A Family History Book That Reads Like a Thriller

Excerpted from lifeinhighres.com

Michael Simon is President and CEO of Harry Fox Agency, the nation’s leading  provider of rights management solutions for the music industry. He is also a dogged researcher who left no stone unturned to pull together the family histories of his in-laws, David and Lili Khabie, Syrian Jews who first emigrated to Beirut, Lebanon, before making their way to the United States. Theirs was a long and winding road that included numerous twists and turns.

David’s family left Syria when he was six years old, and he tried to escape Beirut several times beginning in 1962. On one such occasion when he was 21-years old, he was part of a group of young men who planned to make it to Israel on a rubber raft in the middle of the night. They were forced to abandon the effort at the last minute when they heard Lebanese soldiers talking on the beach. The next morning he had to explain the farewell note he left for his parents to the authorities.

After the Six Day War in 1967, it was a particularly dangerous time to be a Jew living in an Arab country. Newly married, David tried to emigrate to America only to have his hopes inexplicably dashed by the U.S. embassy over and over. Without knowing English, he somehow managed to secure a sponsor in Minneapolis, MN, who offered him a job and he was finally able to bring his wife and year-old son to America.
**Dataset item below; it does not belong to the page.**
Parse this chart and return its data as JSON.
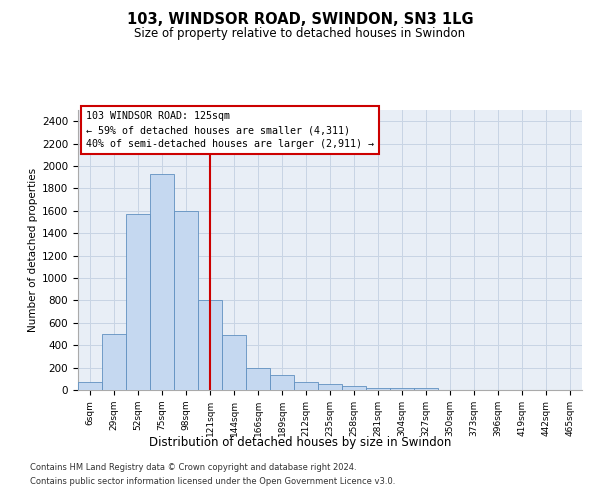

Michael began documenting this dramatic story in 1998 with a series of taped interviews, not all of which were recorded but provided leads to documents that he needed to chase down. Though he had originally intended to distill the messy narrative into a crisp timeline, he eventually realized he had to let the interviews and original documents speak for themselves, and decided to turn the wealth of material he had gathered into a book that could be given to every member of the family.

Together with the art direction, the paper stock gives the interior an aged look that suggest the pages are original documents rather than digital images of them. The book also has a couple of special features: One of the leaves has a fold-out page that accommodates a very detailed illustrated family tree, and there are pages in the back that hold four CDs of Simon’s taped interviews of his in-laws so future generations of the family could hear them tell their story in their own words.

We designed the book cover, the images in the book, the page layout, the images on the CDs and the family tree.

The first print run of 50 copies was reserved for family and close friends, but Michael is thinking of providing copies to the Museum of Jewish Heritage and other similar institutions.